Добавить в цитаты Настройки чтения

Страница 127 из 141



27 августа на вилле был обед. После тоста, в котором Андерсену пожелали стать снова молодым:

   — Вернитесь к своему тридцатилетнему возрасту, но не ранее, потому что это лучшие ваши годы, мы закричим тогда: стой!

Он ответил с улыбкой:

   — Я полагаю, что Господь Бог сам мне закричит скоро — стой! — и я переселюсь в тот неведомый, заоблачный мир, о котором мы имеем очень мало сведений и которым теперь мои мысли сильно заняты. Попав туда, я буду пламенно желать послать моим друзьям о себе известие. Говорят, я моими сочинениями сделал много добра людям, распространив между ними нравственные и полезные идеи; я был бы очень счастлив, если бы мог с того света, куда скоро перейду, прислать отрадную, живительную весточку всем тем, кто останется на земле.

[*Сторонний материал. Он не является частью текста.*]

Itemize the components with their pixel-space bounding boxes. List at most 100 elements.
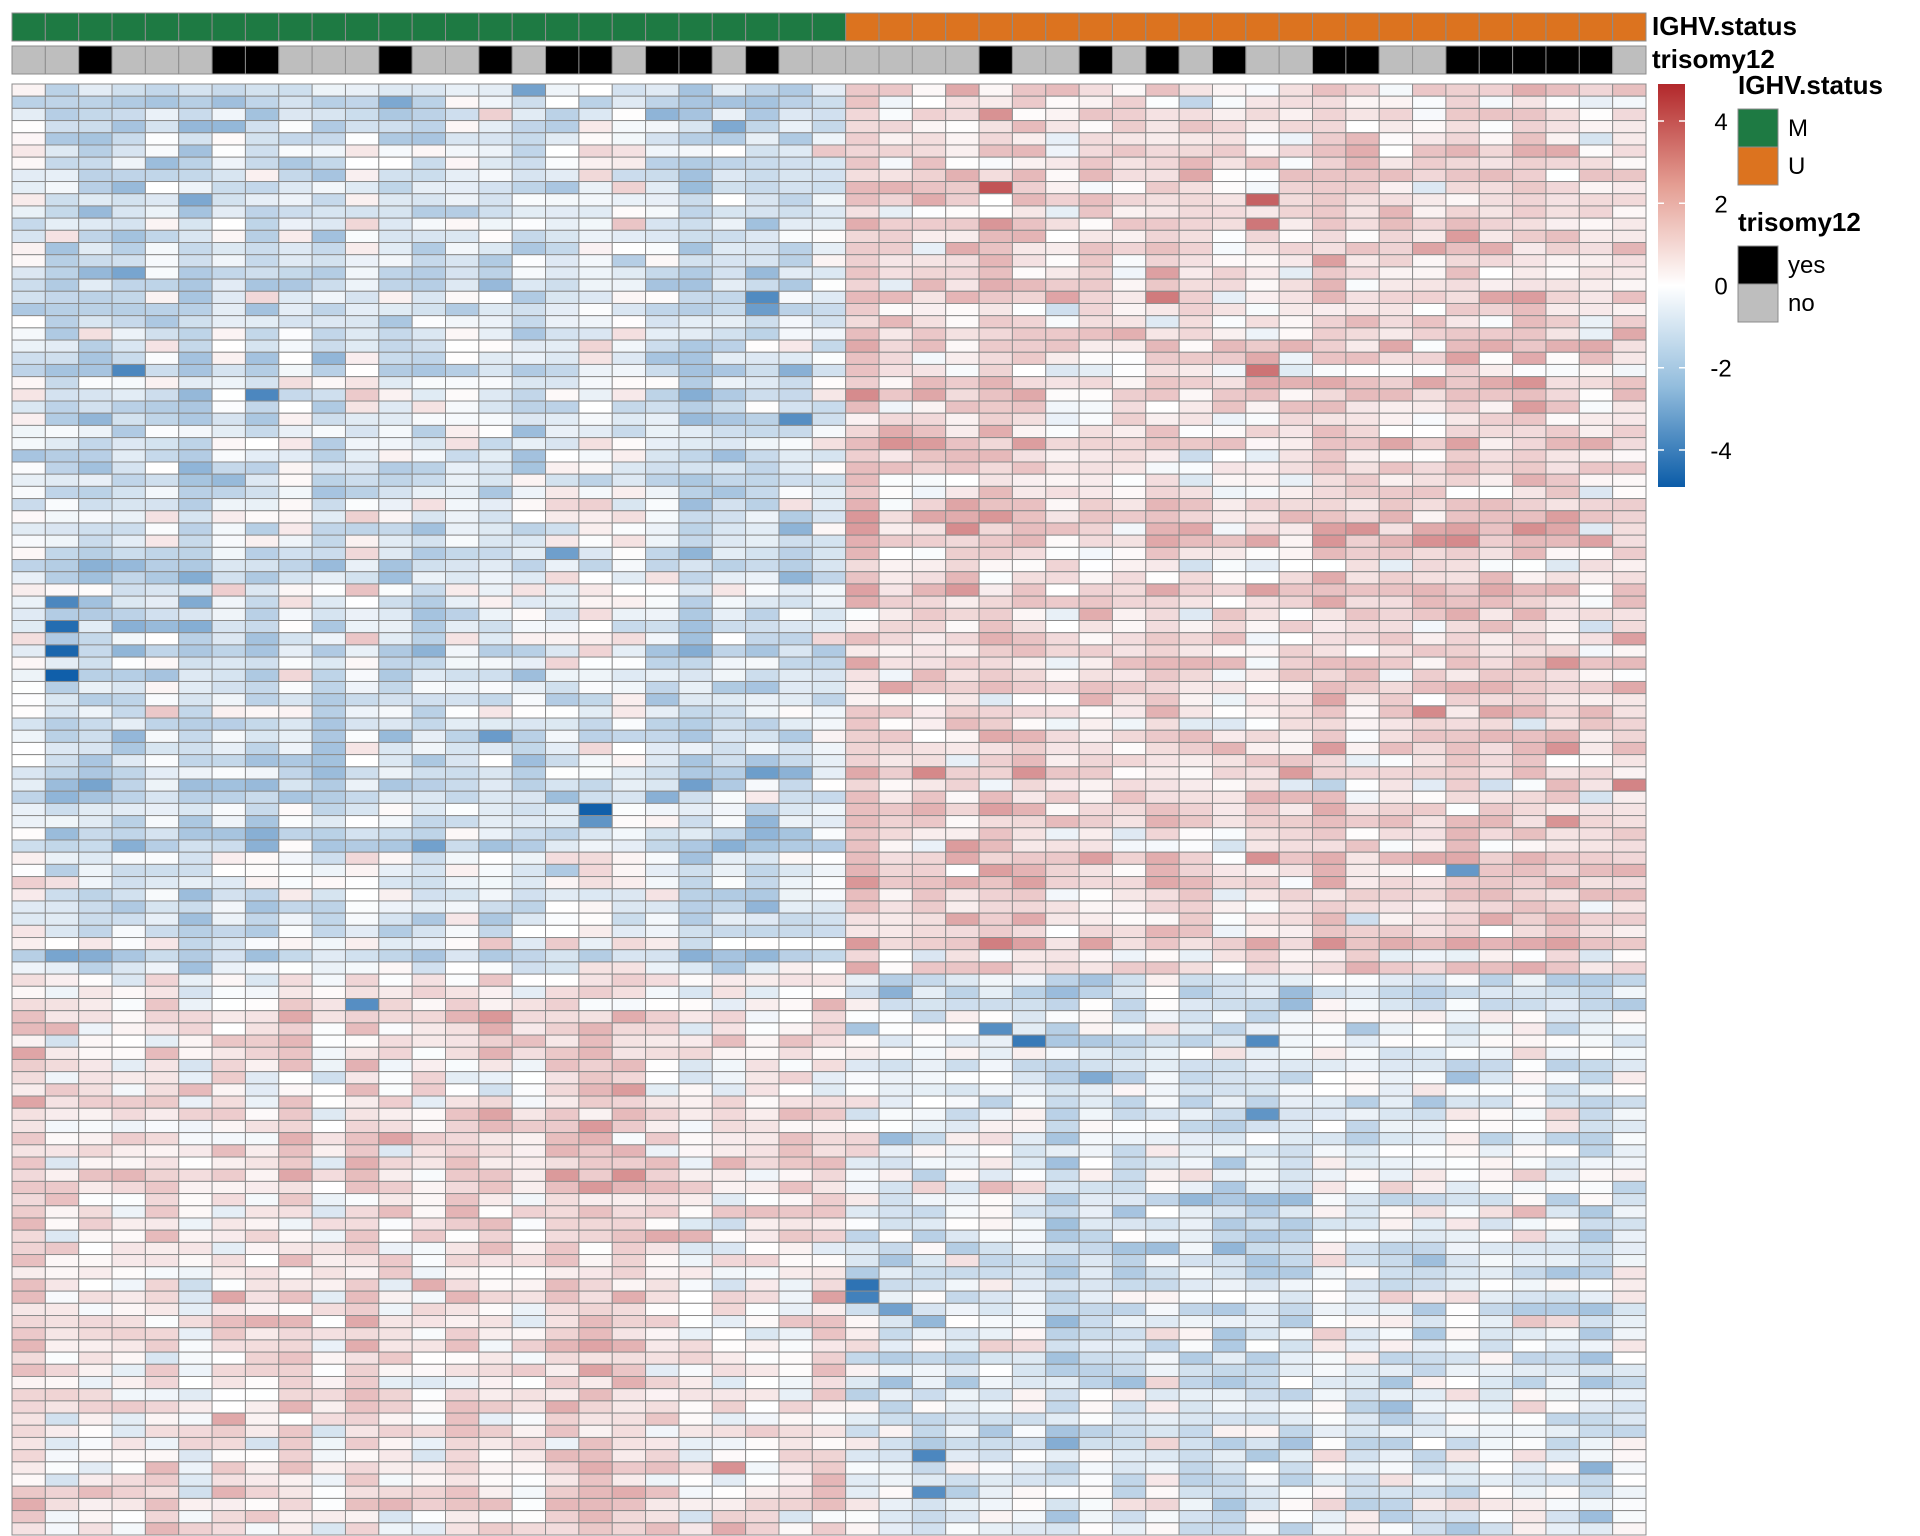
heatmap-cell	[645, 290, 680, 304]
heatmap-cell	[378, 181, 413, 195]
heatmap-cell	[278, 1241, 313, 1256]
heatmap-cell	[1412, 156, 1447, 170]
heatmap-cell	[811, 888, 847, 902]
heatmap-cell	[111, 961, 146, 975]
heatmap-cell	[645, 790, 680, 804]
heatmap-cell	[711, 668, 747, 682]
heatmap-cell	[411, 1010, 447, 1024]
heatmap-cell	[1612, 607, 1647, 621]
heatmap-cell	[1011, 985, 1047, 999]
heatmap-cell	[778, 144, 813, 158]
heatmap-cell	[1045, 888, 1080, 902]
heatmap-cell	[244, 729, 280, 743]
heatmap-cell	[378, 205, 413, 219]
heatmap-cell	[111, 1229, 146, 1243]
heatmap-cell	[978, 1241, 1013, 1256]
heatmap-cell	[578, 1071, 613, 1085]
heatmap-cell	[1111, 546, 1147, 561]
heatmap-cell	[344, 973, 380, 987]
heatmap-cell	[1312, 1010, 1347, 1024]
heatmap-cell	[411, 510, 447, 524]
heatmap-cell	[1545, 315, 1580, 329]
heatmap-cell	[811, 1266, 847, 1280]
heatmap-cell	[478, 1034, 513, 1048]
heatmap-cell	[1445, 815, 1480, 829]
heatmap-cell	[611, 485, 647, 500]
heatmap-cell	[1011, 1034, 1047, 1048]
heatmap-cell	[1211, 863, 1247, 878]
heatmap-cell	[845, 876, 880, 890]
heatmap-cell	[78, 193, 113, 207]
heatmap-cell	[1078, 656, 1113, 670]
heatmap-cell	[111, 156, 146, 170]
heatmap-cell	[578, 290, 613, 304]
heatmap-cell	[545, 1046, 580, 1060]
heatmap-cell	[445, 620, 480, 634]
heatmap-cell	[1211, 95, 1247, 109]
heatmap-cell	[811, 851, 847, 865]
heatmap-cell	[178, 1022, 213, 1036]
heatmap-cell	[1145, 1217, 1180, 1231]
heatmap-cell	[44, 1144, 80, 1158]
heatmap-cell	[211, 156, 246, 170]
heatmap-cell	[378, 985, 413, 999]
heatmap-cell	[945, 522, 980, 536]
heatmap-cell	[811, 351, 847, 365]
heatmap-cell	[711, 595, 747, 609]
heatmap-cell	[578, 1107, 613, 1121]
heatmap-cell	[511, 1266, 547, 1280]
heatmap-cell	[1211, 388, 1247, 402]
heatmap-cell	[878, 693, 913, 707]
heatmap-cell	[1412, 1254, 1447, 1268]
heatmap-cell	[1178, 1266, 1213, 1280]
heatmap-cell	[1345, 1107, 1380, 1121]
heatmap-cell	[845, 754, 880, 768]
heatmap-cell	[711, 705, 747, 719]
heatmap-cell	[1378, 729, 1414, 743]
heatmap-cell	[244, 595, 280, 609]
heatmap-cell	[1545, 839, 1580, 853]
heatmap-cell	[878, 815, 913, 829]
heatmap-cell	[1312, 193, 1347, 207]
heatmap-cell	[1345, 1119, 1380, 1134]
heatmap-cell	[378, 412, 413, 426]
heatmap-cell	[678, 741, 713, 756]
heatmap-cell	[1545, 863, 1580, 878]
heatmap-cell	[778, 937, 813, 951]
heatmap-cell	[411, 571, 447, 585]
heatmap-cell	[1011, 656, 1047, 670]
heatmap-cell	[1278, 693, 1314, 707]
heatmap-cell	[1312, 534, 1347, 548]
heatmap-cell	[1445, 851, 1480, 865]
heatmap-cell	[244, 973, 280, 987]
heatmap-cell	[1345, 1071, 1380, 1085]
heatmap-cell	[1612, 1168, 1647, 1182]
heatmap-cell	[645, 156, 680, 170]
heatmap-cell	[411, 815, 447, 829]
heatmap-cell	[678, 1022, 713, 1036]
heatmap-cell	[745, 924, 780, 939]
heatmap-cell	[144, 754, 180, 768]
heatmap-cell	[1211, 1254, 1247, 1268]
heatmap-cell	[11, 912, 46, 926]
heatmap-cell	[1412, 1095, 1447, 1109]
heatmap-cell	[645, 1144, 680, 1158]
heatmap-cell	[1111, 351, 1147, 365]
heatmap-cell	[1478, 449, 1514, 463]
heatmap-cell	[1345, 888, 1380, 902]
heatmap-cell	[111, 876, 146, 890]
annotation-cell-IGHV.status	[111, 12, 146, 42]
heatmap-cell	[678, 278, 713, 292]
heatmap-cell	[978, 546, 1013, 561]
heatmap-cell	[645, 1034, 680, 1048]
heatmap-cell	[645, 1010, 680, 1024]
heatmap-cell	[1111, 863, 1147, 878]
heatmap-cell	[278, 327, 313, 341]
heatmap-cell	[311, 217, 346, 231]
heatmap-cell	[645, 559, 680, 573]
heatmap-cell	[411, 376, 447, 390]
annotation-cell-trisomy12	[1245, 45, 1280, 75]
heatmap-cell	[1278, 254, 1314, 268]
heatmap-cell	[1145, 388, 1180, 402]
annotation-cell-trisomy12	[1345, 45, 1380, 75]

От его слов холодок пробежал по столу.

Приближалась зима. Страдания снова посетили Андерсена. Он становился невыносимым: раздражительность, мрачность. Доктора признали рак печени. Андерсену не сказали об этом.

— Ну, какая у меня болезнь? Что вы скрываете от меня? — спрашивал он чуть ли не крича и всматривался в лицо фру Мельхиор. Но она не выдала своего разговора с эскулапами.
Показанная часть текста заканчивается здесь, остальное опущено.